Monday, July 23, 2012

Tennessee Air National Guard Forms a New Cycling Team

Tennessee Air National Guard Forms a New Cycling Team
By:  CMSgt Michael G. Lander
This article was originally written on August 4, 2009

Members of the Tennessee Air National Guard Cycling Team.  From left to right are Capt Keith Ashford, MSgt Wayne Knight, MSgt Malcolm Gilbert, SMSgt Deanne Davis, MSgt Mary Keenan, SSgt David Cooper, Capt Brian Gordon, Corey Wampler, and CMSgt Michael Lander.  Those not pictured include SSgt Terrence Bronson and TSgt Jonathan "Turtle" Tweel.
Since 1947, the Tennessee Air National Guard has had a very proud history in which it has had its members mobilize and deploy while also providing airlift support for emergency relief as well as for military operations and various contingencies over the years.  While several individuals live outside the Memphis metropolitan area, most of the unit members live in and around the city of Memphis and are an integral part of the local community.

Even with the military commitments that sometimes takes it's members to many different places around the world, many of them are always interested in doing things for the local Memphis community as well.  This is one of the main reasons that they formed a new cycling team composed of cycling enthusiasts from the unit who love to ride and who want to do so for one or more charitable organizations. 

Although the new Tennessee Air National Guard Cycling Team plans have been to eventually do various charity rides in the future, their main goal for this year is to prepare for and to participate in a 150-mile bike ride on 12 – 13  September 2009 to benefit the National Multiple Sclerosis Society (NMSS).  This two-day cycling event is sponsored by Federal Express and is known as the “Fed Ex Rock-n-Roll” MS-150 bike ride.

As of this date, there are nineteen (19) individuals who have joined the Tennessee Air National Guard Cycling Team and the team captain, MSgt Deanne Davis, hopes to have as many as twenty people sign up for it before the ride starts in September.  It is open to anyone assigned to the unit, their family members, and any retirees who are interested in cycling. 

The two-day ride will begin at Graceland and will travel through North Mississippi, ending up at Harrah’s Casino in Tunica for the night.  The route for the second day will start at the entranceway to the casino and will end up back at Graceland the following day.  Each day, the riders will do about 75 miles with rest stops about every 10 miles along their 150-mile trek where they are greeted by cheers from volunteers and where they have an opportunity to take a break, grab a quick bite to eat, refill their water bottles. 

Most of the individuals on this newly-created cycling team will tell you that having a Guard cycling team, that does charity rides, will present a positive image to the local community.  Some of them also see that it will likely help in recruiting efforts and also see this as an opportunity to help each of them in staying in shape and remaining physically fit themselves. 

Beyond all of that, however, most of the cyclists are primarily motivated to participate in this upcoming 150-mile bike ride for the National Multiple Sclerosis Society because they either have friends, acquaintances, or family members who have been diagnosed with multiple sclerosis. 
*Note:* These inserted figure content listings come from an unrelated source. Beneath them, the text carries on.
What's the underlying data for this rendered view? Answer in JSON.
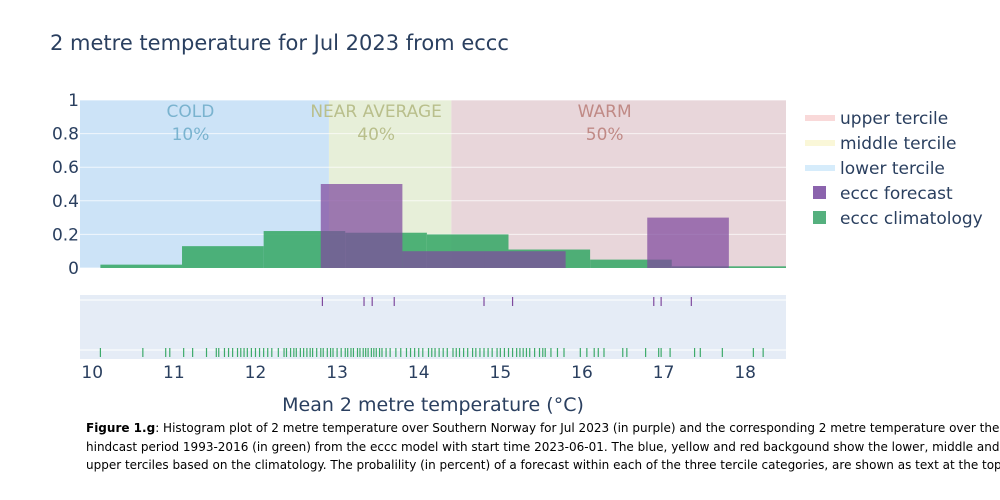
{
  "title": "2 metre temperature for Jul 2023 from eccc",
  "caption": {
    "label": "Figure 1.g",
    "line1": ": Histogram plot of 2 metre temperature over Southern Norway for Jul 2023 (in purple) and the corresponding 2 metre temperature over the",
    "line2": "hindcast period 1993-2016 (in green) from the eccc model with start time 2023-06-01. The blue, yellow and red backgound show the lower, middle and",
    "line3": "upper terciles based on the climatology. The probalility (in percent) of a forecast within each of the three tercile categories, are shown as text at the top"
  },
  "colors": {
    "forecast": "#7f4a9e",
    "climatology": "#3daa6a",
    "lower_tercile": "#cce3f7",
    "middle_tercile": "#e7efd9",
    "upper_tercile": "#e8d6da",
    "cold_text": "#7ab3cf",
    "near_text": "#b9bf8c",
    "warm_text": "#c08a86",
    "rug_bg": "#e5ecf6"
  },
  "legend": [
    {
      "label": "upper tercile",
      "color": "#f9d9d9",
      "kind": "line"
    },
    {
      "label": "middle tercile",
      "color": "#faf7d8",
      "kind": "line"
    },
    {
      "label": "lower tercile",
      "color": "#d6ecfb",
      "kind": "line"
    },
    {
      "label": "eccc forecast",
      "color": "#8b63ad",
      "kind": "square"
    },
    {
      "label": "eccc climatology",
      "color": "#55b07e",
      "kind": "square"
    }
  ],
  "chart_data": {
    "type": "bar",
    "title": "2 metre temperature for Jul 2023 from eccc",
    "xlabel": "Mean 2 metre temperature (°C)",
    "ylabel": "",
    "xlim": [
      9.85,
      18.5
    ],
    "ylim": [
      0,
      1
    ],
    "x_ticks": [
      10,
      11,
      12,
      13,
      14,
      15,
      16,
      17,
      18
    ],
    "y_ticks": [
      {
        "v": 0,
        "label": "0"
      },
      {
        "v": 0.2,
        "label": "0.2"
      },
      {
        "v": 0.4,
        "label": "0.4"
      },
      {
        "v": 0.6,
        "label": "0.6"
      },
      {
        "v": 0.8,
        "label": "0.8"
      },
      {
        "v": 1,
        "label": "1"
      }
    ],
    "terciles": {
      "lower": 12.9,
      "upper": 14.4
    },
    "categories": [
      {
        "name": "COLD",
        "prob": "10%"
      },
      {
        "name": "NEAR AVERAGE",
        "prob": "40%"
      },
      {
        "name": "WARM",
        "prob": "50%"
      }
    ],
    "climatology_bins": [
      {
        "x0": 10.1,
        "x1": 11.1,
        "y": 0.02
      },
      {
        "x0": 11.1,
        "x1": 12.1,
        "y": 0.13
      },
      {
        "x0": 12.1,
        "x1": 13.1,
        "y": 0.22
      },
      {
        "x0": 13.1,
        "x1": 14.1,
        "y": 0.21
      },
      {
        "x0": 14.1,
        "x1": 15.1,
        "y": 0.2
      },
      {
        "x0": 15.1,
        "x1": 16.1,
        "y": 0.11
      },
      {
        "x0": 16.1,
        "x1": 17.1,
        "y": 0.05
      },
      {
        "x0": 17.1,
        "x1": 18.5,
        "y": 0.01
      }
    ],
    "forecast_bins": [
      {
        "x0": 12.8,
        "x1": 13.8,
        "y": 0.5
      },
      {
        "x0": 13.8,
        "x1": 14.8,
        "y": 0.1
      },
      {
        "x0": 14.8,
        "x1": 15.8,
        "y": 0.1
      },
      {
        "x0": 15.8,
        "x1": 16.8,
        "y": 0.0
      },
      {
        "x0": 16.8,
        "x1": 17.8,
        "y": 0.3
      }
    ],
    "forecast_rug": [
      12.82,
      13.33,
      13.43,
      13.7,
      14.8,
      15.15,
      16.88,
      16.97,
      17.34
    ],
    "climatology_rug": [
      10.1,
      10.62,
      10.9,
      10.95,
      11.12,
      11.23,
      11.4,
      11.52,
      11.55,
      11.62,
      11.67,
      11.72,
      11.78,
      11.82,
      11.86,
      11.9,
      11.95,
      12.0,
      12.05,
      12.1,
      12.15,
      12.2,
      12.28,
      12.35,
      12.38,
      12.43,
      12.47,
      12.5,
      12.55,
      12.59,
      12.63,
      12.67,
      12.7,
      12.75,
      12.8,
      12.83,
      12.88,
      12.92,
      12.95,
      13.0,
      13.05,
      13.1,
      13.13,
      13.17,
      13.2,
      13.25,
      13.28,
      13.32,
      13.35,
      13.38,
      13.42,
      13.45,
      13.48,
      13.52,
      13.55,
      13.6,
      13.65,
      13.72,
      13.78,
      13.85,
      13.9,
      13.95,
      14.0,
      14.05,
      14.12,
      14.16,
      14.2,
      14.25,
      14.3,
      14.35,
      14.42,
      14.46,
      14.5,
      14.55,
      14.6,
      14.66,
      14.7,
      14.75,
      14.8,
      14.85,
      14.9,
      14.96,
      15.0,
      15.05,
      15.1,
      15.15,
      15.2,
      15.24,
      15.28,
      15.32,
      15.36,
      15.42,
      15.48,
      15.52,
      15.55,
      15.62,
      15.7,
      15.78,
      15.98,
      16.06,
      16.15,
      16.2,
      16.27,
      16.5,
      16.55,
      16.78,
      16.94,
      16.97,
      17.08,
      17.38,
      17.45,
      17.72,
      18.1,
      18.22
    ]
  }
}
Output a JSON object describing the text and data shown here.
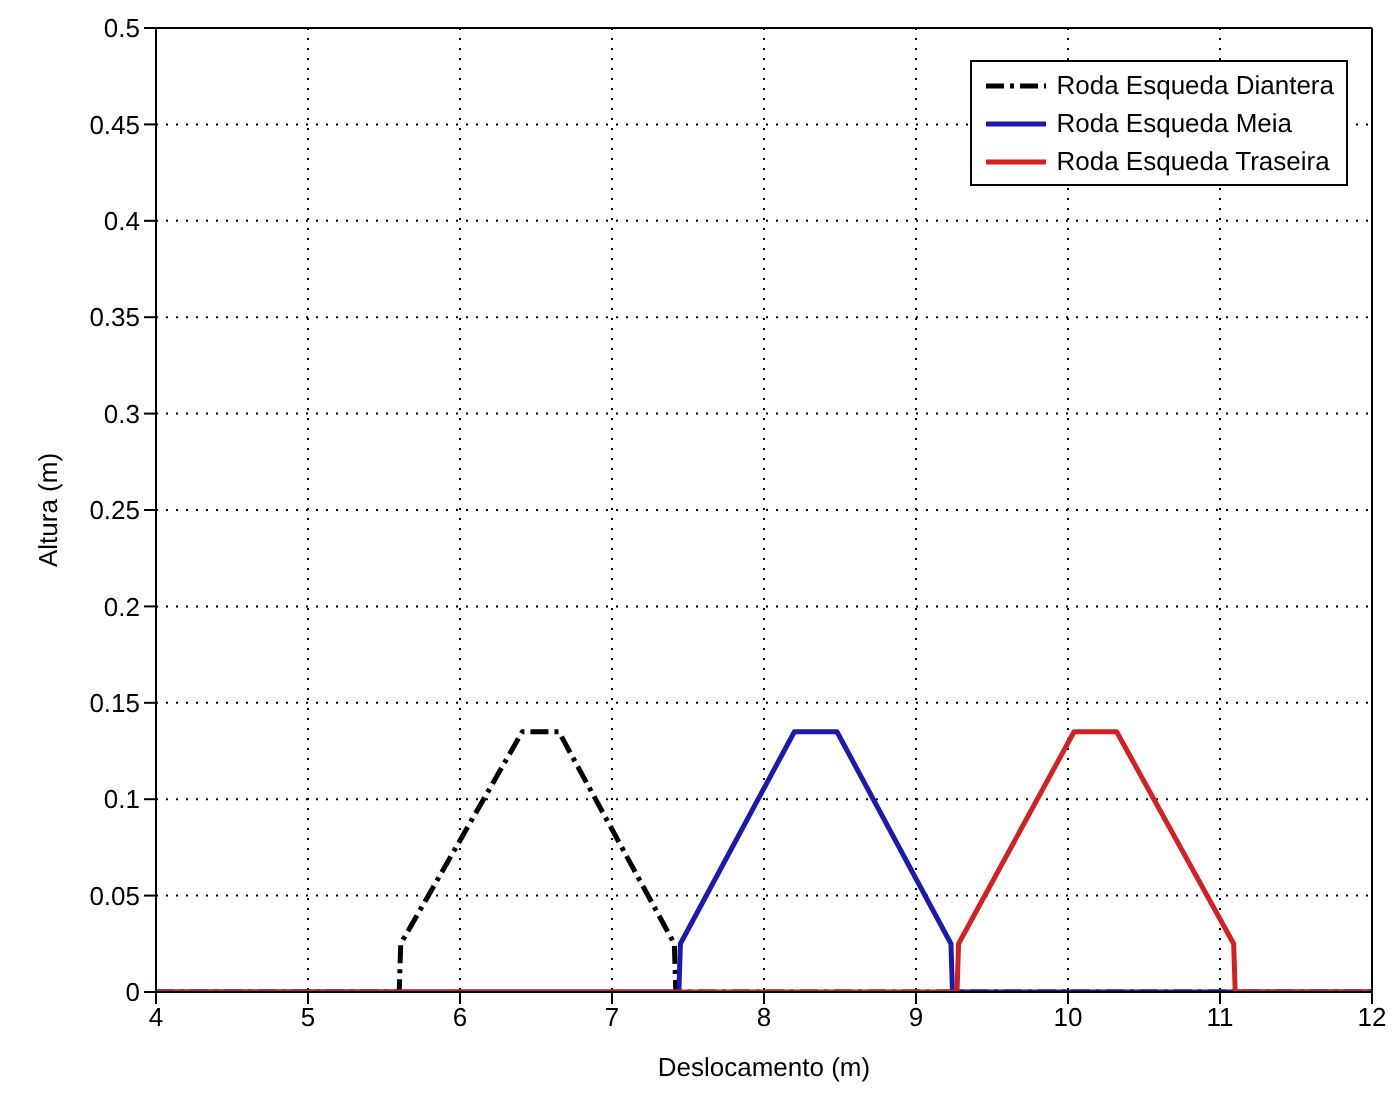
{
  "chart_data": {
    "type": "line",
    "xlabel": "Deslocamento (m)",
    "ylabel": "Altura (m)",
    "xlim": [
      4,
      12
    ],
    "xticks": [
      4,
      5,
      6,
      7,
      8,
      9,
      10,
      11,
      12
    ],
    "ylim": [
      0,
      0.5
    ],
    "yticks": [
      0,
      0.05,
      0.1,
      0.15,
      0.2,
      0.25,
      0.3,
      0.35,
      0.4,
      0.45,
      0.5
    ],
    "grid": true,
    "legend": "top right",
    "marker": "none",
    "series": [
      {
        "name": "Roda Esqueda Diantera",
        "color": "#000000",
        "line_style": "dashdot",
        "x": [
          4,
          5.6,
          5.61,
          6.41,
          6.65,
          7.41,
          7.42,
          12
        ],
        "values": [
          0,
          0,
          0.025,
          0.135,
          0.135,
          0.025,
          0,
          0
        ]
      },
      {
        "name": "Roda Esqueda Meia",
        "color": "#1a1ab0",
        "line_style": "solid",
        "x": [
          4,
          7.44,
          7.45,
          8.2,
          8.48,
          9.23,
          9.24,
          12
        ],
        "values": [
          0,
          0,
          0.025,
          0.135,
          0.135,
          0.025,
          0,
          0
        ]
      },
      {
        "name": "Roda Esqueda Traseira",
        "color": "#d42020",
        "line_style": "solid",
        "x": [
          4,
          9.27,
          9.28,
          10.04,
          10.32,
          11.09,
          11.1,
          12
        ],
        "values": [
          0,
          0,
          0.025,
          0.135,
          0.135,
          0.025,
          0,
          0
        ]
      }
    ]
  }
}
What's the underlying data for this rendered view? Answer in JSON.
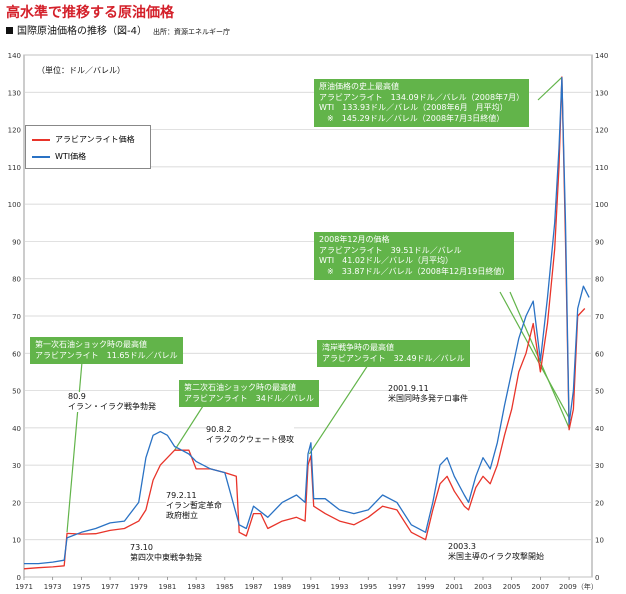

As many previous participants in this event will tell you, when you can associate this ride with a name and a face of someone that you know who has MS, you can not help but give everything that you can toward the cause.

In the United States, there are 400,000 people who have been diagnosed with MS and for those who have this dreaded disease, they often live a life of unpredictability and uncertainty of how the disease is going to manifest itself in their lives.  For some, they may remain symptom-free for long periods of time, while others are not as fortunate and may quickly lose their ability to walk or to see.  When it comes to MS, until there is a cure, the only sure thing that any of us can count on is that another person is going to be diagnosed with it every hour of every day. 

Perhaps through the fund-raising efforts like the 150-mile bike ride that the Tennessee Air National Guard team is participating in, it will one day help to bring about an end to MS once and for all.